Operations and fleet: staff said the operation center expansion would cost substantially more if delayed and that state rules require bringing the facility fuel island into compliance; staff presented two options — do the fuel island alone (lower cost) or include the full operations‑center project (larger, more expensive investment).
Parks and RAMP: the RAMP fund (historically about $568,000 annually) carries previous allocations for a gymnasium partnership with the school district; staff said roughly $200,000 may be available for new awards and noted a $150,000 RAMP request tied to a skatepark that would be supplemented by park impact fees.

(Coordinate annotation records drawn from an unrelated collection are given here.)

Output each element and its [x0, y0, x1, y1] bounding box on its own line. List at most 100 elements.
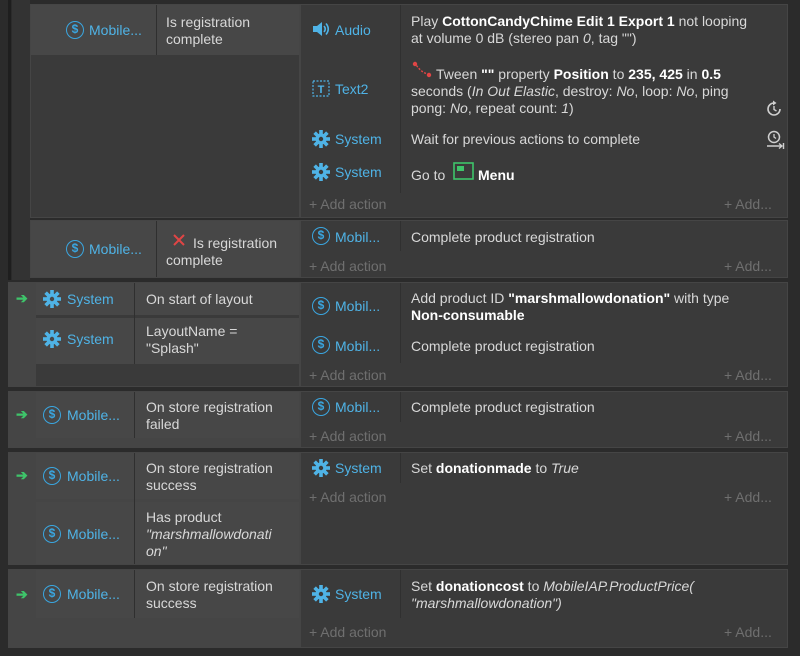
mobile-iap-icon: $ — [43, 585, 61, 603]
condition-text-line2: "Splash" — [146, 340, 199, 356]
condition-text-line2: success — [146, 595, 197, 611]
plus-icon: + — [724, 489, 736, 505]
indent-gutter — [8, 0, 11, 280]
mobile-iap-icon: $ — [312, 227, 330, 245]
mobile-iap-icon: $ — [66, 21, 84, 39]
gear-icon — [43, 330, 61, 348]
mobile-iap-icon: $ — [66, 240, 84, 258]
add-more-button[interactable]: + Add... — [724, 428, 772, 445]
async-icon — [767, 100, 781, 116]
mobile-iap-icon: $ — [43, 406, 61, 424]
condition-text-line2: complete — [166, 31, 223, 47]
action-text: Complete product registration — [411, 229, 595, 245]
condition-object: System — [67, 291, 114, 307]
mobile-iap-icon: $ — [312, 336, 330, 354]
condition-object: Mobile... — [67, 586, 120, 602]
condition-text-line2: complete — [166, 252, 223, 268]
speaker-icon — [313, 22, 330, 36]
plus-icon: + — [309, 428, 321, 444]
action-object: Text2 — [335, 81, 369, 97]
plus-icon: + — [309, 196, 321, 212]
condition-text: On start of layout — [146, 291, 253, 307]
add-action-button[interactable]: + Add action — [309, 196, 386, 213]
condition-text-line1: Is registration — [193, 235, 278, 251]
action-text-line1: Add product ID "marshmallowdonation" wit… — [411, 290, 730, 306]
invert-x-icon — [173, 234, 185, 246]
plus-icon: + — [724, 367, 736, 383]
action-text-line1: Play CottonCandyChime Edit 1 Export 1 no… — [411, 13, 748, 29]
plus-icon: + — [309, 367, 321, 383]
action-object: System — [335, 131, 382, 147]
gear-icon — [312, 459, 330, 477]
condition-text-line1: Has product — [146, 509, 222, 525]
condition-text-line1: On store registration — [146, 578, 273, 594]
action-text: Set donationmade to True — [411, 460, 579, 476]
plus-icon: + — [724, 196, 736, 212]
layout-name: Menu — [478, 167, 515, 183]
action-text-line2: "marshmallowdonation") — [411, 595, 562, 611]
action-object: System — [335, 164, 382, 180]
plus-icon: + — [724, 624, 736, 640]
layout-icon — [453, 162, 474, 180]
add-more-button[interactable]: + Add... — [724, 367, 772, 384]
action-object: System — [335, 460, 382, 476]
add-action-button[interactable]: + Add action — [309, 258, 386, 275]
mobile-iap-icon: $ — [43, 525, 61, 543]
condition-text-line1: Is registration — [166, 14, 251, 30]
add-more-button[interactable]: + Add... — [724, 196, 772, 213]
action-text-line2: seconds (In Out Elastic, destroy: No, lo… — [411, 83, 729, 99]
text-object-icon: T — [312, 80, 330, 97]
action-text-line1: Set donationcost to MobileIAP.ProductPri… — [411, 578, 694, 594]
condition-object: System — [67, 331, 114, 347]
action-object: Mobil... — [335, 298, 381, 314]
action-object: Mobil... — [335, 399, 381, 415]
add-action-button[interactable]: + Add action — [309, 624, 386, 641]
action-text-line2: at volume 0 dB (stereo pan 0, tag "") — [411, 30, 637, 46]
plus-icon: + — [724, 428, 736, 444]
action-text: Complete product registration — [411, 399, 595, 415]
trigger-arrow-icon: ➔ — [16, 467, 28, 483]
add-more-button[interactable]: + Add... — [724, 258, 772, 275]
mobile-iap-icon: $ — [43, 467, 61, 485]
condition-text-line2: "marshmallowdonati — [146, 526, 272, 542]
gear-icon — [312, 163, 330, 181]
action-text-line3: pong: No, repeat count: 1) — [411, 100, 574, 116]
condition-object: Mobile... — [89, 241, 142, 257]
action-text: Go to — [411, 167, 446, 183]
action-object: Mobil... — [335, 338, 381, 354]
condition-object: Mobile... — [67, 526, 120, 542]
svg-text:T: T — [318, 84, 325, 96]
mobile-iap-icon: $ — [312, 297, 330, 315]
condition-text-line1: On store registration — [146, 460, 273, 476]
action-object: Mobil... — [335, 229, 381, 245]
add-action-button[interactable]: + Add action — [309, 367, 386, 384]
plus-icon: + — [309, 624, 321, 640]
gear-icon — [312, 130, 330, 148]
action-text: Complete product registration — [411, 338, 595, 354]
gear-icon — [312, 585, 330, 603]
action-text: Wait for previous actions to complete — [411, 131, 641, 147]
add-more-button[interactable]: + Add... — [724, 624, 772, 641]
condition-text-line2: failed — [146, 416, 180, 432]
add-more-button[interactable]: + Add... — [724, 489, 772, 506]
indent-bar — [12, 0, 30, 280]
condition-object: Mobile... — [89, 22, 142, 38]
action-object: System — [335, 586, 382, 602]
action-text-line2: Non-consumable — [411, 307, 525, 323]
trigger-arrow-icon: ➔ — [16, 586, 28, 602]
plus-icon: + — [724, 258, 736, 274]
plus-icon: + — [309, 258, 321, 274]
add-action-button[interactable]: + Add action — [309, 428, 386, 445]
condition-text-line1: LayoutName = — [146, 323, 238, 339]
tween-icon — [412, 61, 432, 78]
gear-icon — [43, 290, 61, 308]
condition-object: Mobile... — [67, 407, 120, 423]
add-action-button[interactable]: + Add action — [309, 489, 386, 506]
action-object: Audio — [335, 22, 371, 38]
plus-icon: + — [309, 489, 321, 505]
wait-icon — [767, 130, 785, 150]
trigger-arrow-icon: ➔ — [16, 406, 28, 422]
trigger-arrow-icon: ➔ — [16, 290, 28, 306]
action-text-line1: Tween "" property Position to 235, 425 i… — [436, 66, 721, 82]
mobile-iap-icon: $ — [312, 398, 330, 416]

West Davis Corridor and streetscape: staff described a $630,000 West Davis Corridor planning/reimbursement package (with $315,000 as an initial reimbursement from UDOT) to design trail and trailhead improvements and said the work must be completed by 2027 per grant conditions.
AV, EOC and chambers: IT and public‑safety staff described aging AV and EOC hardware (installed ~2014–2018) that is failing to reliably record meetings and support emergency coordination; Ryan said the chamber AV replacement estimate is roughly $115,000 and recommended coordinating EOC and chamber work to reduce programming costs.
Why it matters: deferred capital can become dramatically more expensive later; staff argued targeted one‑time expenditures were preferable to deeper deferred maintenance and service degradation.
What’s next: council asked for prioritization and additional cost refinement; staff will return with vendor pricing and timing for any items council directs to proceed.